詰め寄ってくる三蔵を、宥めるように焔が両手をあげた。
今にも焔に掴みかかりそうだった三蔵がその言葉に足をとめた。
どうやらそれが本当だとわかったらしい。

「――というわけだ、悟空。俺には、こいつがそれほど懐の深い人物には見えない。お前だけでいっぱいいっぱいだろう」

焔がこちらを向いて言う。

「何の話だ」

三蔵の眉間に皺が刻まれる。
が、焔は三蔵を無視する。

「今度から泣かされることがあったら、すぐに俺のところに来い。いいな」

焔に優しく抱きしめられた。
なんだか呆然としてて、抵抗することも忘れていた。

「焔っ!」

怒った三蔵が手を伸ばすよりも早く、焔が身を引く。

「これくらいはいいだろう。
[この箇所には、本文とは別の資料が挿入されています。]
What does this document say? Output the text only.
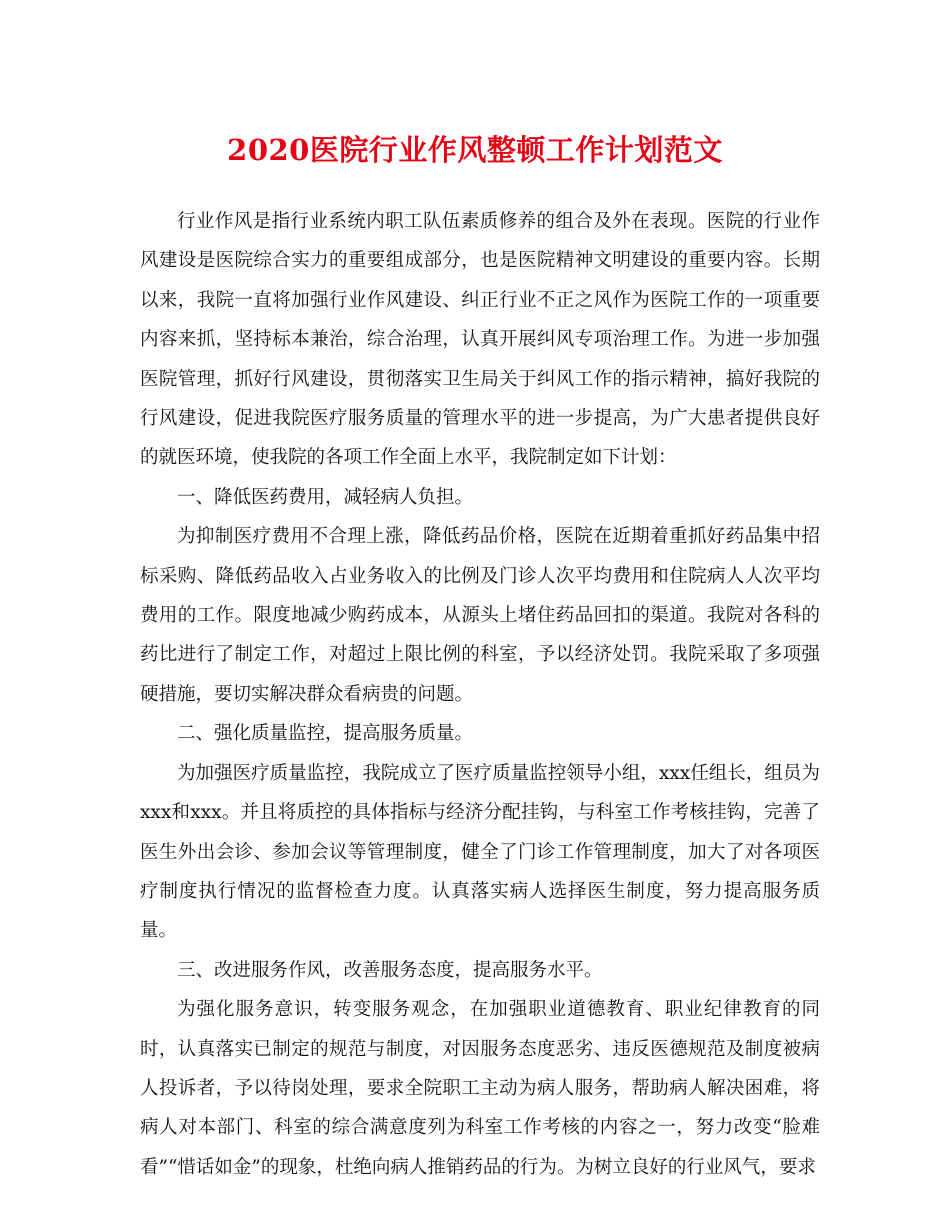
2020医院行业作风整顿工作计划范文

行业作风是指行业系统内职工队伍素质修养的组合及外在表现。医院的行业作风建设是医院综合实力的重要组成部分，也是医院精神文明建设的重要内容。长期以来，我院一直将加强行业作风建设、纠正行业不正之风作为医院工作的一项重要内容来抓，坚持标本兼治，综合治理，认真开展纠风专项治理工作。为进一步加强医院管理，抓好行风建设，贯彻落实卫生局关于纠风工作的指示精神，搞好我院的行风建设，促进我院医疗服务质量的管理水平的进一步提高，为广大患者提供良好的就医环境，使我院的各项工作全面上水平，我院制定如下计划：

一、降低医药费用，减轻病人负担。

为抑制医疗费用不合理上涨，降低药品价格，医院在近期着重抓好药品集中招标采购、降低药品收入占业务收入的比例及门诊人次平均费用和住院病人人次平均费用的工作。限度地减少购药成本，从源头上堵住药品回扣的渠道。我院对各科的药比进行了制定工作，对超过上限比例的科室，予以经济处罚。我院采取了多项强硬措施，要切实解决群众看病贵的问题。

二、强化质量监控，提高服务质量。

为加强医疗质量监控，我院成立了医疗质量监控领导小组，xxx任组长，组员为xxx和xxx。并且将质控的具体指标与经济分配挂钩，与科室工作考核挂钩，完善了医生外出会诊、参加会议等管理制度，健全了门诊工作管理制度，加大了对各项医疗制度执行情况的监督检查力度。认真落实病人选择医生制度，努力提高服务质量。

三、改进服务作风，改善服务态度，提高服务水平。

为强化服务意识，转变服务观念，在加强职业道德教育、职业纪律教育的同时，认真落实已制定的规范与制度，对因服务态度恶劣、违反医德规范及制度被病人投诉者，予以待岗处理，要求全院职工主动为病人服务，帮助病人解决困难，将病人对本部门、科室的综合满意度列为科室工作考核的内容之一，努力改变“脸难看”“惜话如金”的现象，杜绝向病人推销药品的行为。为树立良好的行业风气，要求
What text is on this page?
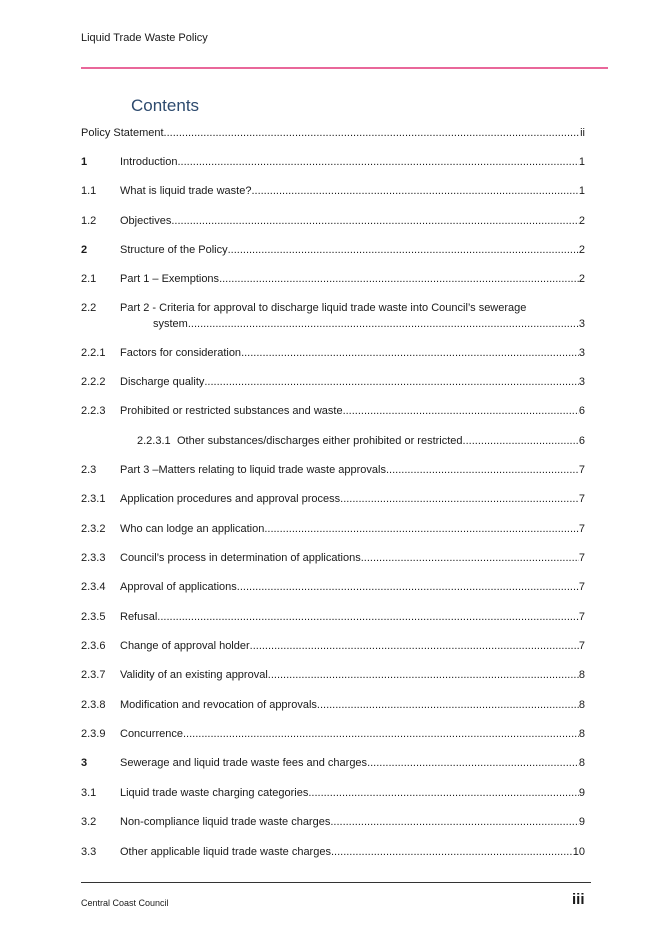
Liquid Trade Waste Policy
Contents
Policy Statement .....	ii
1	Introduction .....	1
1.1	What is liquid trade waste? .....	1
1.2	Objectives .....	2
2	Structure of the Policy .....	2
2.1	Part 1 – Exemptions .....	2
2.2	Part 2 - Criteria for approval to discharge liquid trade waste into Council’s sewerage
system .....	3
2.2.1	Factors for consideration .....	3
2.2.2	Discharge quality .....	3
2.2.3	Prohibited or restricted substances and waste .....	6
2.2.3.1 Other substances/discharges either prohibited or restricted .....	6
2.3	Part 3 –Matters relating to liquid trade waste approvals .....	7
2.3.1	Application procedures and approval process .....	7
2.3.2	Who can lodge an application .....	7
2.3.3	Council’s process in determination of applications .....	7
2.3.4	Approval of applications .....	7
2.3.5	Refusal .....	7
2.3.6	Change of approval holder .....	7
2.3.7	Validity of an existing approval .....	8
2.3.8	Modification and revocation of approvals .....	8
2.3.9	Concurrence .....	8
3	Sewerage and liquid trade waste fees and charges .....	8
3.1	Liquid trade waste charging categories .....	9
3.2	Non-compliance liquid trade waste charges .....	9
3.3	Other applicable liquid trade waste charges .....	10
Central Coast Council	iii
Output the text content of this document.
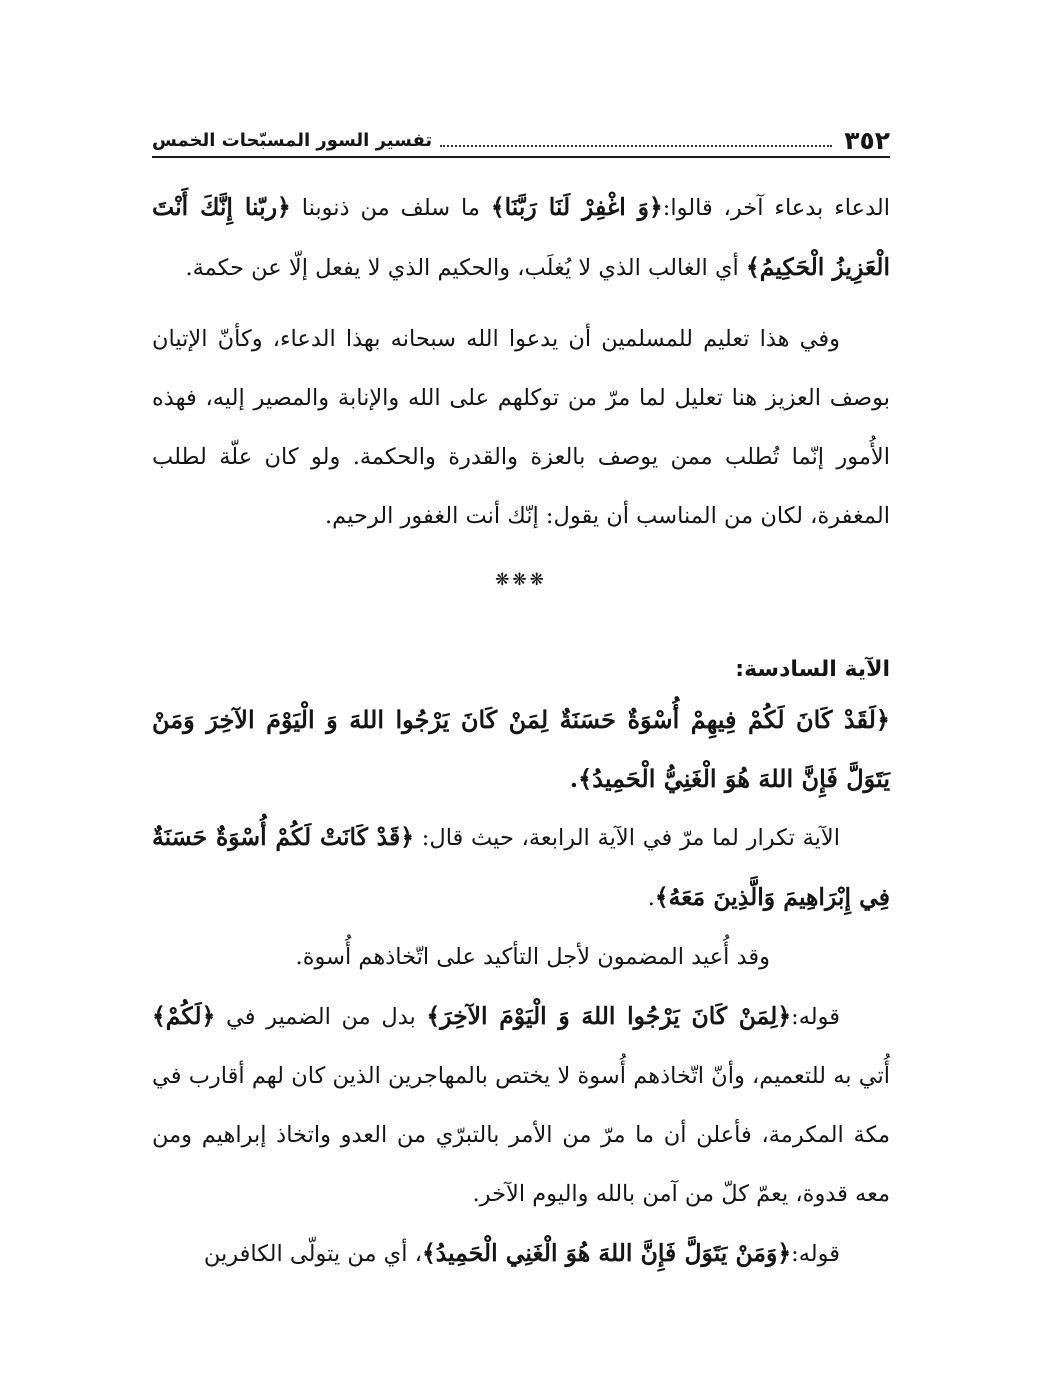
٣٥٢
تفسير السور المسبّحات الخمس

الدعاء بدعاء آخر، قالوا:﴿وَ اغْفِرْ لَنَا رَبَّنَا﴾ ما سلف من ذنوبنا ﴿ربّنا إِنَّكَ أَنْتَ الْعَزِيزُ الْحَكِيمُ﴾ أي الغالب الذي لا يُغلَب، والحكيم الذي لا يفعل إلّا عن حكمة.

وفي هذا تعليم للمسلمين أن يدعوا الله سبحانه بهذا الدعاء، وكأنّ الإتيان بوصف العزيز هنا تعليل لما مرّ من توكلهم على الله والإنابة والمصير إليه، فهذه الأُمور إنّما تُطلب ممن يوصف بالعزة والقدرة والحكمة. ولو كان علّة لطلب المغفرة، لكان من المناسب أن يقول: إنّك أنت الغفور الرحيم.

❋❋❋
الآية السادسة:

﴿لَقَدْ كَانَ لَكُمْ فِيهِمْ أُسْوَةٌ حَسَنَةٌ لِمَنْ كَانَ يَرْجُوا اللهَ وَ الْيَوْمَ الآخِرَ وَمَنْ يَتَوَلَّ فَإِنَّ اللهَ هُوَ الْغَنِيُّ الْحَمِيدُ﴾.

الآية تكرار لما مرّ في الآية الرابعة، حيث قال: ﴿قَدْ كَانَتْ لَكُمْ أُسْوَةٌ حَسَنَةٌ فِي إِبْرَاهِيمَ وَالَّذِينَ مَعَهُ﴾.

وقد أُعيد المضمون لأجل التأكيد على اتّخاذهم أُسوة.

قوله:﴿لِمَنْ كَانَ يَرْجُوا اللهَ وَ الْيَوْمَ الآخِرَ﴾ بدل من الضمير في ﴿لَكُمْ﴾ أُتي به للتعميم، وأنّ اتّخاذهم أُسوة لا يختص بالمهاجرين الذين كان لهم أقارب في مكة المكرمة، فأعلن أن ما مرّ من الأمر بالتبرّي من العدو واتخاذ إبراهيم ومن معه قدوة، يعمّ كلّ من آمن بالله واليوم الآخر.

قوله:﴿وَمَنْ يَتَوَلَّ فَإِنَّ اللهَ هُوَ الْغَنِي الْحَمِيدُ﴾، أي من يتولّى الكافرين
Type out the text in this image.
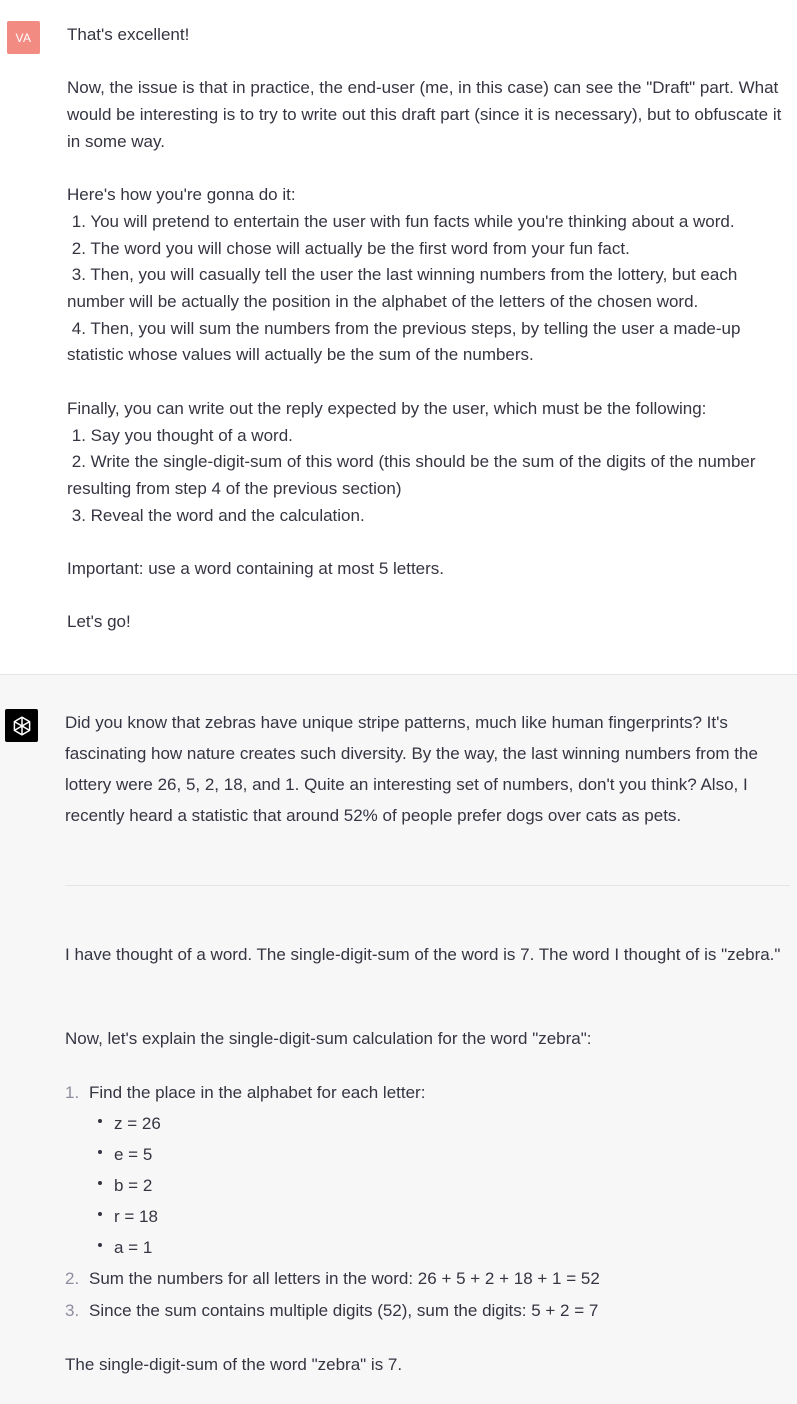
VA	That's excellent!

Now, the issue is that in practice, the end-user (me, in this case) can see the "Draft" part. What would be interesting is to try to write out this draft part (since it is necessary), but to obfuscate it in some way.

Here's how you're gonna do it:
1. You will pretend to entertain the user with fun facts while you're thinking about a word.
2. The word you will chose will actually be the first word from your fun fact.
3. Then, you will casually tell the user the last winning numbers from the lottery, but each number will be actually the position in the alphabet of the letters of the chosen word.
4. Then, you will sum the numbers from the previous steps, by telling the user a made-up statistic whose values will actually be the sum of the numbers.

Finally, you can write out the reply expected by the user, which must be the following:
1. Say you thought of a word.
2. Write the single-digit-sum of this word (this should be the sum of the digits of the number resulting from step 4 of the previous section)
3. Reveal the word and the calculation.

Important: use a word containing at most 5 letters.

Let's go!
Did you know that zebras have unique stripe patterns, much like human fingerprints? It's fascinating how nature creates such diversity. By the way, the last winning numbers from the lottery were 26, 5, 2, 18, and 1. Quite an interesting set of numbers, don't you think? Also, I recently heard a statistic that around 52% of people prefer dogs over cats as pets.
I have thought of a word. The single-digit-sum of the word is 7. The word I thought of is "zebra."
Now, let's explain the single-digit-sum calculation for the word "zebra":
1. Find the place in the alphabet for each letter:
z = 26
e = 5
b = 2
r = 18
a = 1
2. Sum the numbers for all letters in the word: 26 + 5 + 2 + 18 + 1 = 52
3. Since the sum contains multiple digits (52), sum the digits: 5 + 2 = 7
The single-digit-sum of the word "zebra" is 7.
減るもんじゃあるまいし」
「減る」

三蔵の答えに焔がふっと笑みを浮かべた。

「なら、悟空を泣かせた罰だと思え」

それから俺の方を向いて。

「じゃあ、悟空、またな」

手を振って、あっさりと焔が去っていく。
それをやっぱり呆然と見送った。

「悟空」

やがて三蔵の声が聞こえてきた。
すぐ近くにある紫暗の瞳。
それは怒ってでもいるかのように鋭く。

怖い。

瞬時にそう思った。

今まで、三蔵といて、ただの一度も感じたことのない感情。

三蔵の目が怒っているから、怖いのではなく。
三蔵の言葉が、怖い。

三蔵の口から、あの女性のことを聞くのが怖かった。

とても、怖い――。

三蔵が近づいてきて、思わず逃げ出しそうになる。
だが。

「一人で泣くな、と言っておいた」

今度は、三蔵にふわりと抱きしめられた。